Separately, it is reasonable to conclude that an individual who is confronted with the imminent loss of employment would consider ways to gain financially from his remaining days as a federal employee. Perhaps there is data in the agency’s computer system that, if downloaded, would be of value to criminals. Maybe there are office supplies and equipment that could be the basis for the start of self-employment, or simply for sale on the web or at a garage sale. I’ve even seen individuals who have been told that their removal is proposed suddenly suffer a job injury, thereby entitling them to workers’ compensation payments.

Finally, keep in mind that the proposing supervisor has said in the notice letter why the individual should no longer remain as a federal employee; e.g., there’s a loss of trust or he has failed his performance improvement plan. Keeping someone like that in the worksite doing his job after the supervisor has concluded that the employee can’t do his job makes no sense and might undermine some of the statements made in support of the removal penalty in the Douglas Factor analysis.

Once we grasp these disadvantages to allowing employees continued access to a federal workplace when their removal is proposed, it’s a straightforward manner to conclude that one or more of the criteria for enforcing Notice Leave has been met. At a minimum, we can categorically conclude in a removal action that keeping the individual in the workplace after his removal is proposed “jeopardizes the legitimate government interests” of maintaining a safe workplace, one of the four statutory criteria.

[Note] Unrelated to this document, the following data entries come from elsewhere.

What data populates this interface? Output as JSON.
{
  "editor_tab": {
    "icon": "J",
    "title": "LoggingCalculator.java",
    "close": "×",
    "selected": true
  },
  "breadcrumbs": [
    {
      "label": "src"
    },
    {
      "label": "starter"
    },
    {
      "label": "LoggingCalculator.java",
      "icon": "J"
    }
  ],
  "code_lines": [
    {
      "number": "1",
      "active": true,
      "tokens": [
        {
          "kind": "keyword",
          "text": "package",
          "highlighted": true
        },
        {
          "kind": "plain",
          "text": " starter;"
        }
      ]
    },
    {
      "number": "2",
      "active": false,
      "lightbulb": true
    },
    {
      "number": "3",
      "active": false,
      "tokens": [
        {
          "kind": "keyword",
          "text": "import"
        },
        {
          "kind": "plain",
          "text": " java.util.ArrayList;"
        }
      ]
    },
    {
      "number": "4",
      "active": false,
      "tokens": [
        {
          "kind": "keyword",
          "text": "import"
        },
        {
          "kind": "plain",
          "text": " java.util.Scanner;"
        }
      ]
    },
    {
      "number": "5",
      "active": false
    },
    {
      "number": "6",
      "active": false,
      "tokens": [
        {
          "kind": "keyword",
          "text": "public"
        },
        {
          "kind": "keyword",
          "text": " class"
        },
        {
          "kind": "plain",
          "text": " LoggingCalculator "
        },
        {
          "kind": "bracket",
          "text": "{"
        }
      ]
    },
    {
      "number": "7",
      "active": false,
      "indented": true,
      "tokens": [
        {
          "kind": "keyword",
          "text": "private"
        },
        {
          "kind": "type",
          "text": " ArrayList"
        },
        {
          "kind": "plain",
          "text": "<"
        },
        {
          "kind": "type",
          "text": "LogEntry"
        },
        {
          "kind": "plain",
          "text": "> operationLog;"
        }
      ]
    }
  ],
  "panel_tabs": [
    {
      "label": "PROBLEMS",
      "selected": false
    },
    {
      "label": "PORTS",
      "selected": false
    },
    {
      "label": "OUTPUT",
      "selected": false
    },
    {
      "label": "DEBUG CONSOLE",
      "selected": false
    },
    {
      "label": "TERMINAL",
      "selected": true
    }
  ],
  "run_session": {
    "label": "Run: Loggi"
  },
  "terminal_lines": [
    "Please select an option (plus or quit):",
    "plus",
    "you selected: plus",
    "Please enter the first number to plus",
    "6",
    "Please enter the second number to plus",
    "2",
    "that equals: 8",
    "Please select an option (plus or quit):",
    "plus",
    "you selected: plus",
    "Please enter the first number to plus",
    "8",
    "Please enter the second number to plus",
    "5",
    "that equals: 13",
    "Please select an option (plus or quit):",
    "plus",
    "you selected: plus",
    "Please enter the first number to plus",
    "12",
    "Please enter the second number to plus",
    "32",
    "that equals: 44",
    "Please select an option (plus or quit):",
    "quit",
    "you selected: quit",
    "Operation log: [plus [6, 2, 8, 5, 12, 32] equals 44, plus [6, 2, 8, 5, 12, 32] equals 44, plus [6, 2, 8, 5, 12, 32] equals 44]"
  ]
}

Separately, I consider the following:

  • The employee cannot directly challenge the placement on 30 days of Notice Leave. Why would I not do it?
  • Even if somehow after the fact a decision was made that the employee should not have been placed on Notice Leave, no harm – no foul. That finding, were it to occur, would not cause the removal to be set aside as it is not a harmful error. In fact, I can think of no remedy.
  • This isn’t some bureaucratic check-the-box issue. This can be a life and death situation. If I place the employee on Notice Leave and remove him from the workplace, I may have prevented some pretty bad things from happening. If I do not place the employee on Notice Leave, although it does not happen often, he just might kill someone.

I have absolutely no problem selecting the option that possibly could save a life. The law is worded to allow me to exercise my judgment to do that, and that’s what I would advise anyone in a proposed removal situation. To do otherwise would be short-sighted. And, deadly.